Money manager later led Guardian Capital to new heights

He left the ivory tower of academia to parlay a struggling money manager into one of Bay Street's most successful investment firms, wrote The Globe and Mail July 30 in an obituary of former York instructor John Christodoulou, who died at the age of 79 after a brief illness.
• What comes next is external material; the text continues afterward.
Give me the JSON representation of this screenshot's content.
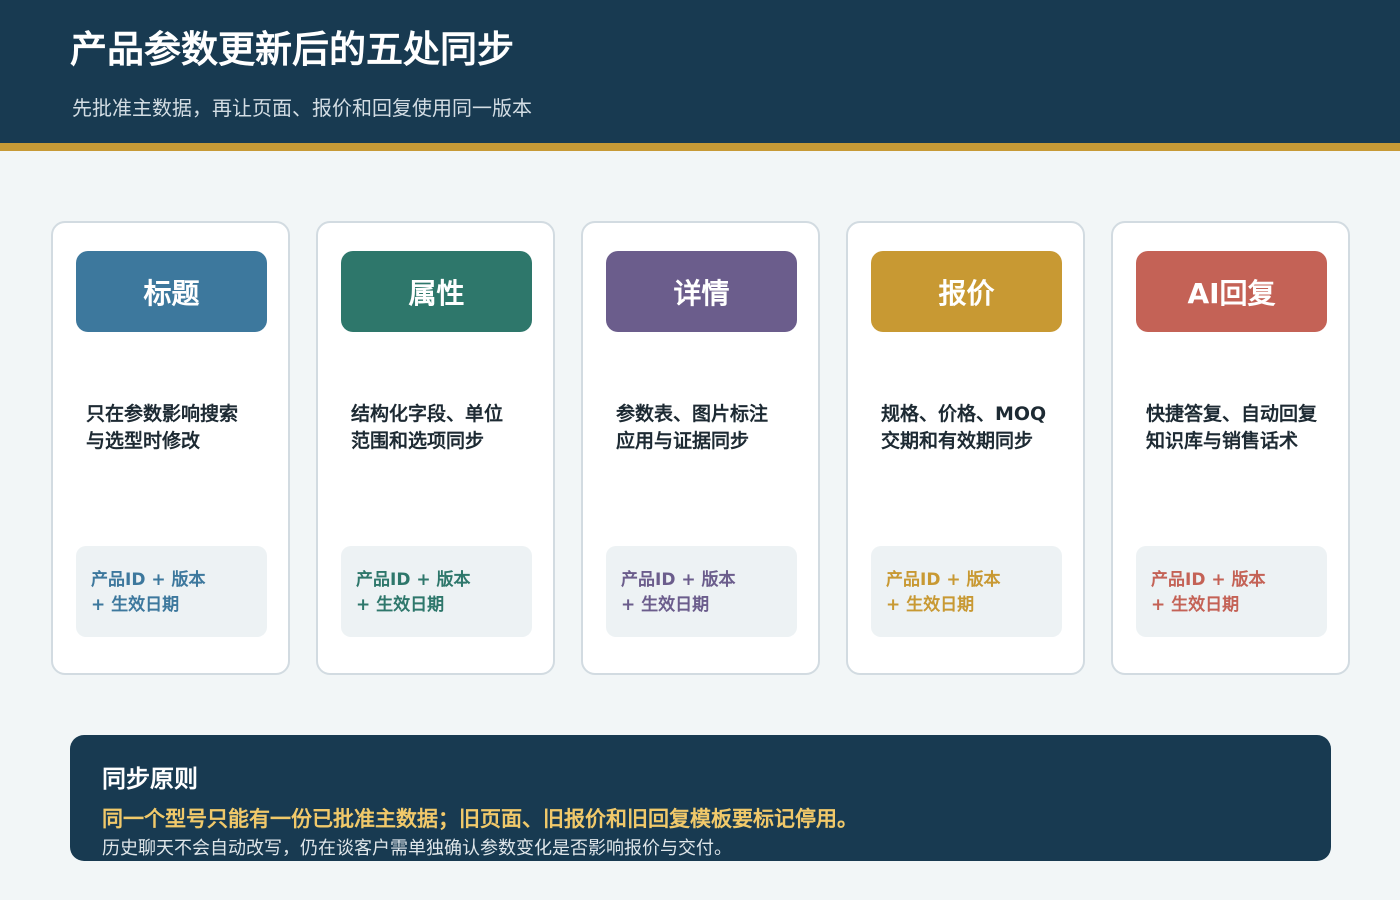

Christodoulou taught at York for the 1968 to 1969 academic year.

While he piloted Guardian Capital to become a diversified wealth management firm with over $16 billion in assets under management, and has been praised by peers for his investment acumen, Christodoulou didn't have an auspicious start in this industry. After getting his MBA, he got a summer job in 1963 at Toronto brokerage firm Burns Bros. & Denton, but didn't get hired full time because he failed a psychological screening test.

"The screening company reported to management that he was not suitable for the investment business," chuckles long-time friend Donald K. Johnson, who met Christodoulou that summer, and is now a member of the advisory board at Bank of Montreal's BMO Capital Markets division. "I suspect his strong Greek accent had something to do with it."

On air

  • Tyler Shipley, a graduate student at York and a native of Winnipeg, spoke about the new Winnipeg Jets logo on AM640 Radio, July 29.
     
  • Martin Shadwick, defence analyst in the York Centre for International & Security Studies, spoke about the search for economies in operating Canada’s search & rescue missions, on CBC Radio St. John, Nfld. July 29.
     
  • Myriam Mongrain, research psychologist in York’s Faculty of Health, spoke about her study on the effects of compassionate behaviour, on Radio Canada International July 30.
     
  • Allan Hutchinson, professor in York’s Osgoode Hall Law School, spoke about a recent court decision against including the federal government as defendants in lawsuits against “big tobacco” on CBC TV’s “The National” July 29.
     
  • Danyka Nadeau, a York music student who won a Much Music contest, was interviewed on Riviere-du-loup’s CIMT-TV Aug. 1.
     
  • Moshe Milevsky, finance professor in the Schulich School of Business at York University, spoke about Canada’s real estate market, on BNN-TV’s “The Close” Aug. 2.